Philip Noyce's deft and moving adaptation of Graham Greene's spy novel, "The Quiet American" is another underrated gem with a standout performance by Brendan Fraser and the best Michael Caine performance in 10 years. Then there's "Punch Drunk Love," Paul Thomas Anderson's offbeat love story with the first acceptable and likeable performance by Adam Sandler. It sort of died in the theatres (along with Soderberg's re-make of "Solaris") because it defied the expectations of an audience.
Alexander Payne's "About Schmidt", about middle age and failure features the best Jack Nicholson performance in years.
Also underrated: Stephen Daldry's clever adaptation of Michael Cunningham's book, "The Hours" with Nicole Kidman as Virginia Woolf. Perhaps the most remarkable film in this category not that it went unnoticed (quite the opposite) is Steve Shainberg's erotic comedy, "Secretary," about a boss (James Spader) who loves spanking and a secretary (Maggie Gylenhall) who enjoys being spanked.
Predictably and deservedly Michael Moore's "Bowling for Columbine" about America's growing gun culture is the documentary that features most on the `best lists'. But my favourite (it also figures on some lists) is "The Kid Stays in The Picture", the ultimate insider's Hollywood movie. Robert Evans, the producer of "Love Story", "The Godfather" and "Rosemary's Baby" talks non-stop about his life and times as Paramount's controversial Hollywood mogul.
The only musical to make it on these lists is "Chicago", a stylish, daring adaptation of the famous Broadway stage musical with unforgettable performances by Rene Zellweger and Catherine Zeta Jones.
The favourite foreign film of the year seems to be Curaon's celebrated "Y Tu Mama Tambien", about two horny teenagers who take to the road with a seductive older woman. Followed by Roman Polanski's "The Pianist," a black comedy about the Holocaust done in the Buster Keaton slapstick style.

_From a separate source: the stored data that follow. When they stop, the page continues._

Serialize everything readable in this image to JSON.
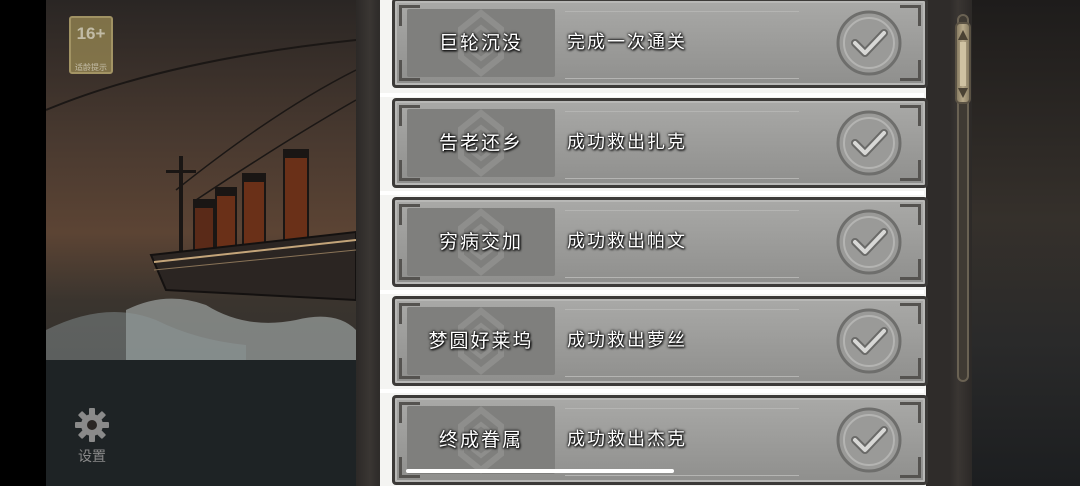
{
  "age_rating": {
    "number": "16+",
    "caption": "适龄提示"
  },
  "settings": {
    "label": "设置",
    "icon": "gear-icon"
  },
  "achievements": [
    {
      "title": "巨轮沉没",
      "description": "完成一次通关",
      "status_icon": "checkmark-icon"
    },
    {
      "title": "告老还乡",
      "description": "成功救出扎克",
      "status_icon": "checkmark-icon"
    },
    {
      "title": "穷病交加",
      "description": "成功救出帕文",
      "status_icon": "checkmark-icon"
    },
    {
      "title": "梦圆好莱坞",
      "description": "成功救出萝丝",
      "status_icon": "checkmark-icon"
    },
    {
      "title": "终成眷属",
      "description": "成功救出杰克",
      "status_icon": "checkmark-icon"
    }
  ],
  "colors": {
    "card": "#9c9c9a",
    "card_border": "#3c3a38",
    "panel": "#2f2c2a",
    "text": "#ffffff"
  }
}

But there were several equally good foreign films to choose from: "Nine Queens," a devious David Mamet-like thriller by Fabian Bielinsky about con games and con men; Anne Fontaine's "How I Killed My Father," which combines the intense drama of a Bergman film with the sly suspense of Hitchcock; Tsai Ming-Liang's magical "What Time Is It There?" which stops time and studies it in relation to love and yearning; Raja Amari's "Satin Rouge," about a middle aged Turkish mother who becomes a belly dancer; "All About Lilly Chou-Chou" by Shunji Iwai is about alienated Japanese teenagers and Laurent Cantet's "Time Out", a moving film about an executive who loses his job and, unable to tell his family, pretends to go to work every morning.
Alexander Sukorov's "Russian Ark" is fascinating, if gimmicky, because the entire film is just one, single 96-minute take! And "Atanarjuat" ("The Fast Runner") by Zacharias Kunuk becomes the first feature film to be made in the Inuktitut language.
I suppose we'll never get to see "Tambien" in our theatres because it's a foreign film but there's a good chance we might see "Far From Heaven". Starring Julianne Moore, Haynes' film is a 1950s style soap opera, the kind of melodrama that went out of fashion in Hollywood decades ago.
The daring thing about the movie is that it is not trying to be campy about its emotions. It isn't parodying the genre instead it pays sincere homage to it. In particular the sophisticated Hollywood melodrama of the little seen and little appreciated 1950s director, Douglas Kirk. Maker of artful soaps such as "Written on the Wind" and "All That Heaven Allows".
Why does Haynes' grand melodrama work today? After all, there is no dearth of good soaps on television. Haynes' trick is to take two taboo subjects homosexuality and inter-racial marriage and place them in a 1950s context in conservative, suburban America. Watching the movie you feel spellbound, in a time warp, forgetting it is 2002, you believe the story and the predicament of these characters. Which is why it will work with an Indian audience as well because it is about repression and yearning and secret fulfilment.